Ulrich saltó y estiró su cuerpo. Había quedado en él algo que se resistía a las sacudidas. Frotó sus ojos con los dedos, pero la mirada mantuvo la debilidad del incipiente contacto de las cosas. De pronto, como si hubieran descendido de él las aguas embriagadoras del mar nocturno en que se había sumergido, se dio cuenta de que estaba de pie en su casa, donde vivía desde hacía muchos años, sin fuerzas ya para negarlo. Sonrió meneando la cabeza. —Crisis de la señora mayora —así definió burlonamente su propio estado.
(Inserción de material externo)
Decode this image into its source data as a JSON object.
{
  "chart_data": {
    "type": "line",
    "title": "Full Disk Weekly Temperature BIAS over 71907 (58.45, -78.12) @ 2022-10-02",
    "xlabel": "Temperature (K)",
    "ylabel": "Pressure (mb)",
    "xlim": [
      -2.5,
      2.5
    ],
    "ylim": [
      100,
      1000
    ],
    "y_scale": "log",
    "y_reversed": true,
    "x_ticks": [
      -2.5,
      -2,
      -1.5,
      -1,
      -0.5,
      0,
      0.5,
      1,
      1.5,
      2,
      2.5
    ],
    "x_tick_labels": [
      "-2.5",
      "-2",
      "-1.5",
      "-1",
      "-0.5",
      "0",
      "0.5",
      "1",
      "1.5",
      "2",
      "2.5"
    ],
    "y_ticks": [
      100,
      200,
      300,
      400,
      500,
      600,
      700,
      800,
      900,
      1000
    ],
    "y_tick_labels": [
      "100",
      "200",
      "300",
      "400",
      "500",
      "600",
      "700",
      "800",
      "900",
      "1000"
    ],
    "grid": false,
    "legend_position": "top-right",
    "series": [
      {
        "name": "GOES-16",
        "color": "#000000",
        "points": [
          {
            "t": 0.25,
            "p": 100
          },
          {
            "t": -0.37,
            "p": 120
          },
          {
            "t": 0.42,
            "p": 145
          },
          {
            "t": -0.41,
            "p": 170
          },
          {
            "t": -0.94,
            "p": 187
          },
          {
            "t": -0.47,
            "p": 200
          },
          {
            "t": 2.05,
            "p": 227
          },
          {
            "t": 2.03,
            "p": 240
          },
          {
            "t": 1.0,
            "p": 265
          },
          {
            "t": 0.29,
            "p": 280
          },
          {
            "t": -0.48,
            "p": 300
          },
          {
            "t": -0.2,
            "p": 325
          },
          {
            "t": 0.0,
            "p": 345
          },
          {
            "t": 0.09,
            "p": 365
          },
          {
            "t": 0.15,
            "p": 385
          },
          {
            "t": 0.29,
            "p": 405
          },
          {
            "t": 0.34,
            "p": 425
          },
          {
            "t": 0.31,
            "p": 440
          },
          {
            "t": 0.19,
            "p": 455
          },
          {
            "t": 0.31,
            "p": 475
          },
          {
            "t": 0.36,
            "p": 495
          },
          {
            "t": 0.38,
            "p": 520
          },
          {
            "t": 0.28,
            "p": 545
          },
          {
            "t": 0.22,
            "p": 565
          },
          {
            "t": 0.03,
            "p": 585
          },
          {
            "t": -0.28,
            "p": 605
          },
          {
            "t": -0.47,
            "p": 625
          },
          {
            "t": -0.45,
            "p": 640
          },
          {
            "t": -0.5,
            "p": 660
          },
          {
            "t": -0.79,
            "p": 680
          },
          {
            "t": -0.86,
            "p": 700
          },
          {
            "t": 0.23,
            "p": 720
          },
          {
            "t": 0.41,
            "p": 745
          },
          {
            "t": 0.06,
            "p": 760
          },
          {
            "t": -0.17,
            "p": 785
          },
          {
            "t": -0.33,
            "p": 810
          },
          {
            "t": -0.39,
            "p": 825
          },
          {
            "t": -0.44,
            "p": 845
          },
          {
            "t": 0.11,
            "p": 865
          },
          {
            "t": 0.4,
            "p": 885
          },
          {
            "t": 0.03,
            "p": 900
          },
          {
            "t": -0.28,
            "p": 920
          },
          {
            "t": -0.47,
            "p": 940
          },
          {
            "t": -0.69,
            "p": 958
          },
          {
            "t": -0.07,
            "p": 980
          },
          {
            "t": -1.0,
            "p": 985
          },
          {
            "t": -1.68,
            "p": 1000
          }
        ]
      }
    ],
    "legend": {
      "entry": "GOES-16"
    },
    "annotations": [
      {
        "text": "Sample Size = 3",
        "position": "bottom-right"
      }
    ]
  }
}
Según los dictados de su razón, no corría peligro, pues allí no había nadie con quien pudiera repetir locura semejante. Ulrich abrió una ventana. Fuera reinaba una atmósfera indiferente: el corriente aire matinal en el que flotaban los primeros ruidos de la ciudad. Mientras el aire fresco lavaba sus sienes comenzó él a sentir la aversión del europeo y toda su intransigencia frente a la sensiblería; Ulrich se propuso, pues, abordar aquella historia, si fuera necesario, con todo rigor. Y así, de pie junto a la ventana y embriagándose en el fluido de la alborada, de algún modo acusó todavía en sí mismo el intermitente deslizamiento de todas las sensaciones.

Quedó sorprendido cuando su criado entró de pronto para despertarle con la solemne expresión del madrugador. Ulrich se bañó, dedicó unos segundos a ejercicios gimnásticos y se dirigió al tren.